Companies now more than ever rely on data to create trustworthy insights to make critical decisions of strategic importance. The need for trust permeates every aspect of society, from education and politics to technology, where the value and reliability of artificial intelligence (AI) are hotly debated.
Large enterprises are faced with the massive challenge of handling the vast volume and variety of data created by myriad technology and connected sites worldwide. Faced with complicated data challenges, how do organizations create an environment that facilitates AI we can trust as a means to make intelligent business decisions?
It comes down to a three-part process that starts with a data management platform that is AI-friendly so that data teams have common access to datasets at every stage. Then, we need transparency in how we assemble algorithms and data to create trust with nontechnical stakeholders. Lastly, we must focus on understanding the lineage of data throughout the end-to-end data supply chain so you can trust the data itself.
Using An AI-Friendly Data Lake
Whether consciously or unconsciously, we all have inherent biases that influence machine learning algorithms because we choose to include the data that generally supports or confirms our beliefs. However, this data bias will drive inaccurate prediction modeling and lead to poorly informed business decisions. Businesses require quality data to trust AI.
Access to quality data varies significantly depending on the type of data an organization is trying to use. From experience, a business can find access to quality operational data where data does not change over a long period of time, such as an online transaction or line items found on a receipt. However, it becomes more difficult to have quality master data, which includes information related to your customers, products, suppliers, etc.

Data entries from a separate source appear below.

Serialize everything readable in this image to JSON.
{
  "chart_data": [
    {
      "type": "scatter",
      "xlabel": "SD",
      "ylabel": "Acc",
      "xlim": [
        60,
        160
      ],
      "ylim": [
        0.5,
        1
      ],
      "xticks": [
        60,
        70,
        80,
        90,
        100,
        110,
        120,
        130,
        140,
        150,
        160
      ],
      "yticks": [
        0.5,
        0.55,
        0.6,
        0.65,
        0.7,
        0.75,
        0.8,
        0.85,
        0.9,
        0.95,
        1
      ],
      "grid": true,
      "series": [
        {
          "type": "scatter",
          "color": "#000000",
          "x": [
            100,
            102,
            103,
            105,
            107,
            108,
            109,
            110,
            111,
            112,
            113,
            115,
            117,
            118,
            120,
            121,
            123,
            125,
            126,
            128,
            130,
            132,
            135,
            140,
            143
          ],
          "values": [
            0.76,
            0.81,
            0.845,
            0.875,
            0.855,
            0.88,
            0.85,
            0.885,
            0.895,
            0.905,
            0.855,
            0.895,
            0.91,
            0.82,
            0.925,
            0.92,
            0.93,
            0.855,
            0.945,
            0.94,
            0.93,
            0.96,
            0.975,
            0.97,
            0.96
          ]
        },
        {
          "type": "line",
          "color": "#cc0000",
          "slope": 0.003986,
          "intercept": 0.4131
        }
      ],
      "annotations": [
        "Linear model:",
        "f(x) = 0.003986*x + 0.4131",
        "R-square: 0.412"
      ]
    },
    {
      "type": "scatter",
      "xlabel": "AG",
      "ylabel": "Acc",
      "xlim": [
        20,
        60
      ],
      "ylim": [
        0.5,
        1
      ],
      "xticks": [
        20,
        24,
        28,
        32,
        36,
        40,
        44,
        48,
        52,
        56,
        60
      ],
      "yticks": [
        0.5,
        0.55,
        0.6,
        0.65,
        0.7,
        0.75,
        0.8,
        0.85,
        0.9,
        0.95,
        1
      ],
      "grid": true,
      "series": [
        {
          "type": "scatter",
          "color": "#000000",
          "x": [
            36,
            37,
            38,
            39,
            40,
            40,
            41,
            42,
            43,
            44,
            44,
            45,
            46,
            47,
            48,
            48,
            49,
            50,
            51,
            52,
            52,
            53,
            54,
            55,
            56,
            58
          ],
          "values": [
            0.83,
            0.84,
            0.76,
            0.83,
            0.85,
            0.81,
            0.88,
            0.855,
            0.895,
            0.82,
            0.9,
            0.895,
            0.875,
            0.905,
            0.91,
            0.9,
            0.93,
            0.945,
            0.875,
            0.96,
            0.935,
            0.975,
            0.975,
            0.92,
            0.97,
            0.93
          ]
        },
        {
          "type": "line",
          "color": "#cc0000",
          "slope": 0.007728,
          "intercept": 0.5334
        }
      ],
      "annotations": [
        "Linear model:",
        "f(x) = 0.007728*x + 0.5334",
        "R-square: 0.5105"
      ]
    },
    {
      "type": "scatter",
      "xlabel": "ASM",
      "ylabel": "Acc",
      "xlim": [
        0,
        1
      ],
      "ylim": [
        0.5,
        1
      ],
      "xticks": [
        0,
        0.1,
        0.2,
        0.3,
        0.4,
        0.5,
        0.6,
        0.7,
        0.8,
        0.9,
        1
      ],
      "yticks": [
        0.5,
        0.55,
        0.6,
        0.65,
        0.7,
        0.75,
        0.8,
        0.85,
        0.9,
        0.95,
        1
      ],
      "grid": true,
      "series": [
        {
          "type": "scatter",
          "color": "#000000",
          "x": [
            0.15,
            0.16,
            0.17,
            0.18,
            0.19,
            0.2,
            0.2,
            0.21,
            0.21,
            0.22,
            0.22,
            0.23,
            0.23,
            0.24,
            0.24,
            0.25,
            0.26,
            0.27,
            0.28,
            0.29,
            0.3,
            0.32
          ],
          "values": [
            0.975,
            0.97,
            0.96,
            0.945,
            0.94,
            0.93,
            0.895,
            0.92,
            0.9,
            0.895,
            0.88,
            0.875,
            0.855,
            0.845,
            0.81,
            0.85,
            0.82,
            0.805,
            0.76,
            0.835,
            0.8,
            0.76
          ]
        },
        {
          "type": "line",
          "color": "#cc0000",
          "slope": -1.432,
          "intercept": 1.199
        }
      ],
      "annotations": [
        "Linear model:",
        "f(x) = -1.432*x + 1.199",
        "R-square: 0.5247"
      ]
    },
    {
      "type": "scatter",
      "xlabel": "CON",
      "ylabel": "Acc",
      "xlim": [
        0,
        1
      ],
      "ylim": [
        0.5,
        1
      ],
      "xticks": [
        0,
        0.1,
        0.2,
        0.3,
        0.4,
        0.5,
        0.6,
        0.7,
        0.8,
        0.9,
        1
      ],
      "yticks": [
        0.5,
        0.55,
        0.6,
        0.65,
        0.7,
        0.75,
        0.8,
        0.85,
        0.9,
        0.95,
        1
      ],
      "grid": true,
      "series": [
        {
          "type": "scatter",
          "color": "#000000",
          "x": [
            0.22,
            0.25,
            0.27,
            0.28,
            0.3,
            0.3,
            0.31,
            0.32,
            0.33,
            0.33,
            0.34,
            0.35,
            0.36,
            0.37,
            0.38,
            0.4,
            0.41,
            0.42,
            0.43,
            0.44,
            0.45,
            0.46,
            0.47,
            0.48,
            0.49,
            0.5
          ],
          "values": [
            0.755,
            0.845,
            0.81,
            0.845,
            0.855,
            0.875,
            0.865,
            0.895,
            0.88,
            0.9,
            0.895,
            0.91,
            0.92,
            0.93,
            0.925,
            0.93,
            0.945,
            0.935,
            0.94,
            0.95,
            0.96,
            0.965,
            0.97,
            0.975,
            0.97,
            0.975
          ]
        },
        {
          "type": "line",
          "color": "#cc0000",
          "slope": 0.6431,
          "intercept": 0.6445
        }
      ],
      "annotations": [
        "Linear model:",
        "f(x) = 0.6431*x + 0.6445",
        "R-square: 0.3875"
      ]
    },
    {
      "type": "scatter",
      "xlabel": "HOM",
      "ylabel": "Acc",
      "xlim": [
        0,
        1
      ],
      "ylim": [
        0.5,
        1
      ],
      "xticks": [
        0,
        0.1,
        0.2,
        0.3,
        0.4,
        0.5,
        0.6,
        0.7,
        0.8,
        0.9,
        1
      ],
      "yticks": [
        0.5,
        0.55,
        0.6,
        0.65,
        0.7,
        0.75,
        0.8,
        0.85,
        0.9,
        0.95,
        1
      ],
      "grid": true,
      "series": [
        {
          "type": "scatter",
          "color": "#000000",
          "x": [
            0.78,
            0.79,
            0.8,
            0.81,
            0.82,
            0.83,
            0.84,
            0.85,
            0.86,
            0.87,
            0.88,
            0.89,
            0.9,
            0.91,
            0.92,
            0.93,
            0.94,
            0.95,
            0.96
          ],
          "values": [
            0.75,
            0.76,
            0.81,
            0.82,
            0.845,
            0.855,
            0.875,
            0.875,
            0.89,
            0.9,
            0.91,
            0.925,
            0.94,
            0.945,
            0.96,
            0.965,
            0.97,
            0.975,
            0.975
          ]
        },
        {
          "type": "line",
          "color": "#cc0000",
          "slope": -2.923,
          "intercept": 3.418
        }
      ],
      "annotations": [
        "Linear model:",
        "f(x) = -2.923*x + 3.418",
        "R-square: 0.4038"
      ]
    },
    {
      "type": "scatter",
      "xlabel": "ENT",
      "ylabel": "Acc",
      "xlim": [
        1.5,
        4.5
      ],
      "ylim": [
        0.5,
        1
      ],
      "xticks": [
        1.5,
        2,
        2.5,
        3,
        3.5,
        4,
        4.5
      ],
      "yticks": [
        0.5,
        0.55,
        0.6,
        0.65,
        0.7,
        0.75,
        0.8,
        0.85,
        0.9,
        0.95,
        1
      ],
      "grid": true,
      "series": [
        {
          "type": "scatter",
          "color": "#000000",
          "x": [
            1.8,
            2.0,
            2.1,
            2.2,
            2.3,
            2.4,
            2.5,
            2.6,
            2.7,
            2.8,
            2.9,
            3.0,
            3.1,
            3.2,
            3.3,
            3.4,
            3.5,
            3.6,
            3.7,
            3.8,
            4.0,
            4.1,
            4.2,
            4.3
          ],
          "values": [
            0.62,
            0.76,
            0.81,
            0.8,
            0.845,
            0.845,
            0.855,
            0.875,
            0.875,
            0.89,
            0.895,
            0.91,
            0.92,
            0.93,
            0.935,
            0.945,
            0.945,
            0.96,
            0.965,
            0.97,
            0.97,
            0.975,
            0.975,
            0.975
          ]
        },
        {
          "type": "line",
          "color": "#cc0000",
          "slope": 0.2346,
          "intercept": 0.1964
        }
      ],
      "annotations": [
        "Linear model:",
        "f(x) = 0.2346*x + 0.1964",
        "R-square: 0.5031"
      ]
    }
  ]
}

The new data management paradigm at play here masters the “three V’s of data” — volume, variety and velocity. It also provides a central place for analysts to process data with higher-quality predictions that can inform better business decisions. Also, a cloud-native data lake is beneficial because it can extract and process high-volume multiformat data that eliminates data silos that could alter the level of bias and quality of information resulting from the analytics.
Businesses typically collect data from four primary areas: the consumer (direct-to-consumer channels, device ID and social listening), the customer (point of sale, shelf price data and promotional data), the macro environment (market size and GDP demographics) and internal operations (daily sales, digital factory, etc.). Large multinational organizations can easily experience a “data swamp” of unorganized, inaccurate and irrelevant data with the collection of the abundance of data.
A data lake, something I’ve given a TEDx Talk about, is critical in keeping the data organized so organizations can extract the right insights. When implemented and utilized correctly, a data lake promotes business agility and flexibility because it allows businesses to apply different types of analytics, such as big data analytics, SQL queries and more, to gain insights on data in real time.
Providing Transparency Through Explainable AI
The purpose of an algorithm must be clear and transparent so that even if someone is not an expert on data analytics or AI systems, they can understand it.
Businesses need to make the data driving the algorithm transparent to build transparent algorithms. It must be debuggable, showing the lineage of its decisions, and understandable to a nontechnical audience.
Tagging Builds Trust
In addition to using internal data for AI, organizations rely on data purchased from third-party data providers. Although some well-known data providers have spent decades building their customer base by supplying reliable data, it can be challenging to ensure the end-to-end supply chain of the data from the third-party is trusted and accurate. In this case, it is critical to tag the data to identify its source and create a lineage.
As you can imagine, tagging every piece of data coming from a third-party supplier can be time-consuming. There are forward-thinking businesses that are currently working on automating the tagging process, hopefully taking into account that the future of tagging lies in ensuring machine learning models are unbiased.
As organizations rely more and more on AI, we will see an increase in trust as more regulations ask businesses to identify the source of any data and create transparent and explainable algorithms. Tagging data is one critical way to ensure the validity and accuracy of information being used in machine learning and, ultimately, on how AI behaves.
Indeed, businesses that are ensuring they can plug in and access data from various sources, sharing transparent algorithms and tagging data based on its trustworthiness, are just working on one part of the process to ensure AI is unbiased.
The human element within AI can also be improved. Enhancing trust between humans and machines can start with the initial hiring process — businesses need to hire data scientists without “tunnel vision” to eliminate potential biases. Data scientists who are on the lookout for data that doesn’t conform, rather than data that does, will be more likely to spot biases that may be affecting the quality of the data and, therefore, the effectiveness of artificial intelligence.